“And the woman actually asked me if the almonds had come in contact with peanuts. Not on my watch, I assured her. But I can’t vouch for who they fraternize with outside of the bakery…” No response. “Another individual grilled me about the strawberries; ‘Are you sure the berries in my Great Grandmother’s lavender buttercream birthday cake will be ripe?’ Who am I? The Fruit Whisperer?”
Without looking up, the houseguest nods as I continue. “Would you like an apple for the train? Granny Smith or Braeburn? Probably cold storage this time of year.” She assures me Granny Smith is fine. I hand her the blindingly green apple, advising her it’s probably not as tart nor crisp as it would be In Season and she tucks it into her handbag. “Wait a minute- you should take a few of these cherries. Rainier. From Yakima, Washington, not too far from Aunt B.” Poking my head in the fridge, I wonder if she would like a few fresh apricots. She doesn’t respond because she can’t hear what I’m saying. “Well, would you? They’re just right- a little sweet, a little tart. And perfect in a pie, with the cherries." I continue that they’re small and won’t take up any space in her bag. She hates to carry anything back on the train that doesn’t fit in her bag. “Yes to the apricots?”
The top of her curly blond head finally looks up from the Frank Langella biography and she remarks somewhat sarcastically, “I suppose you are going to tell me the apricots are from Rancho Cucamonga, and you toured there in the 80s?” I pause. “What is it you are trying to say?” I ask tossing the yellow/blush pink cherries in a paper bag.
“You have this thing you do. I think of it as your Faux Fruit Travels.” Grabbing my attention, I urge her to continue. “Actually, there are two things that you do. One, is you have a habit of speaking directly into the refrigerator when you are talking to someone in another room. Then you are crestfallen when they don’t respond to what you are saying. Secondly, and more critical, is you have become a Fruit Oversharer.”
I need to know if this is literal or figurative? “Actually, it’s both. It’s literal in the sense that you feel the need to send me off with a veritable fruit bowl even though my train journey is a mere 35 minutes.” I’m rethinking the cherries, setting the paper bag down on the counter. “Then there’s the way you identify every piece of fruit you come in contact with. You tell me from where it hails, you tell me if it is in season, what it should taste like, what it should be teamed with in a pie shell, and then you bring it all home by insisting you have been to/driven through/or worked in the locale of said fruit. It’s not only Fruit Oversharing, it’s not normal.”
Clearly this is an issue that deserves exploration, but blissfully Blondi-locks has a train to catch. “So is that a yes or a no to the cherries?” I take no response as a yes and tuck them into her bag, but leave the California apricots behind.

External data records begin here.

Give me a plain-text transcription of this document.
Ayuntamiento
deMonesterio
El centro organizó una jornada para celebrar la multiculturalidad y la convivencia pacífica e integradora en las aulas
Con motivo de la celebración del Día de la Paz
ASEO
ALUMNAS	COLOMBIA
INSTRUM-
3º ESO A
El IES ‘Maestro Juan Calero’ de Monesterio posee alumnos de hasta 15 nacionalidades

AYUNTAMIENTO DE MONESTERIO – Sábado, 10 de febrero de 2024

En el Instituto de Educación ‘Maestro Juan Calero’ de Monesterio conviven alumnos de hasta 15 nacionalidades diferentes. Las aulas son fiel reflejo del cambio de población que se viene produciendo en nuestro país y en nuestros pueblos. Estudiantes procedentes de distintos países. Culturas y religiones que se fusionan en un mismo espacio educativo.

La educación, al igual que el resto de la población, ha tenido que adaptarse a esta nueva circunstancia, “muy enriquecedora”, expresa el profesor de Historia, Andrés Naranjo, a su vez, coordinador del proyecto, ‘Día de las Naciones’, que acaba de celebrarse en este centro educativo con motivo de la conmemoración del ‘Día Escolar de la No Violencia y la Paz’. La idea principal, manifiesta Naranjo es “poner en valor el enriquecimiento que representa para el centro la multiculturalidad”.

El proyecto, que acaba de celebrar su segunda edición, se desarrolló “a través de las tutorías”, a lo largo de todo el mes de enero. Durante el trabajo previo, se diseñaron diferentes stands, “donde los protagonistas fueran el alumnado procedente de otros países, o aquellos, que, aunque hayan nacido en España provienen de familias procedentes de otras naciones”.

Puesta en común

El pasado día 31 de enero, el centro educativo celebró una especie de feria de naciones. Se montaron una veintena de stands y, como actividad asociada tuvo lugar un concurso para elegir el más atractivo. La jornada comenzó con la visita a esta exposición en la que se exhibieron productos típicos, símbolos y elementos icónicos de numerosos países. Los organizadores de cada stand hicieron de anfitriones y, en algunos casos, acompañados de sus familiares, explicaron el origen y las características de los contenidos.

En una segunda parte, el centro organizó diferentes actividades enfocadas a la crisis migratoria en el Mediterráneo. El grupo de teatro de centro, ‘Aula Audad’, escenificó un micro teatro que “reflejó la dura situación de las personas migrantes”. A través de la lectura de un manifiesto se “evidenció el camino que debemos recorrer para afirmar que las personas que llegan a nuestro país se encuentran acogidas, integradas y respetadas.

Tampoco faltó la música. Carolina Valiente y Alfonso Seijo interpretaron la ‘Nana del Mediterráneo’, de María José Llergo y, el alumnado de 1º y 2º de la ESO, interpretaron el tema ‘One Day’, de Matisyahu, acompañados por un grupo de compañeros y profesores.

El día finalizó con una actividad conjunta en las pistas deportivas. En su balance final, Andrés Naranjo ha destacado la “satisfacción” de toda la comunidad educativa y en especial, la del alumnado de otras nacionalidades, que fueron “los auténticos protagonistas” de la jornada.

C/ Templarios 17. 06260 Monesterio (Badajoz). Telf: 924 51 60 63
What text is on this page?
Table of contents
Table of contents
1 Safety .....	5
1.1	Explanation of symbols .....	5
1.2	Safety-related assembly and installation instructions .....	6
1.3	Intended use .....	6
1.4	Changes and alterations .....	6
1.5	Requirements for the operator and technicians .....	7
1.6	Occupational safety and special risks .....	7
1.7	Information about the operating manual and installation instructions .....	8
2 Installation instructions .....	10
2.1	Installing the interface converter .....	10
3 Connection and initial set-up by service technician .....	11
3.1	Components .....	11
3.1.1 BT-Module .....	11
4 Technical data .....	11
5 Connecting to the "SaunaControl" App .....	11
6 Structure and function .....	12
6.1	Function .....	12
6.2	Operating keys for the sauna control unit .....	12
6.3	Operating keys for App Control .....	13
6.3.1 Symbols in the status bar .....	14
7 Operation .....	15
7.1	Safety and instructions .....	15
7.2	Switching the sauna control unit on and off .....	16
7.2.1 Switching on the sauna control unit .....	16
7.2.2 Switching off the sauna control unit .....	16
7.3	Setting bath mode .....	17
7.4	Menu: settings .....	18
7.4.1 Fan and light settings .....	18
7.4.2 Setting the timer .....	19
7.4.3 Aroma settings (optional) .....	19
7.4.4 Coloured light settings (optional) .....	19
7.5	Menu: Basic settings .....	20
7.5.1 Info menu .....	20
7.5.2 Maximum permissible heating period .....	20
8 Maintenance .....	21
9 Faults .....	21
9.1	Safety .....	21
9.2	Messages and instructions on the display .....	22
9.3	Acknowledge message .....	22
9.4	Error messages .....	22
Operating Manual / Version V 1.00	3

We wait on the platform with a few others returning to the megalopolis, several of them toting brown paper bags emblazoned with the words Trader Joe's. “See? You’re not the only one carrying a few items back into the city. And you didn’t even need a shopping bag.” She ignores me, then hugs me goodbye as the train pulls in. I watch and wait, scanning the NJ Transit car she boards so I can perform my famous Titanic wave and kiss. I spot her in the window and as the train pulls out, I’m waving and waving until my phone vibrates. It’s my traveler asking me who on earth I am waving to. “You, of course” I reply. She texts back, “That wasn’t me…”
There is a couple standing on the platform within earshot and as we walk to our cars, the mother says to me, “Til they come home again...” and I’m sort of listening and sort of wondering if I should give up on the traveling fruit bowl. Maybe I am a Fruit Oversharer. Just maybe, the banana earrings were a bit much.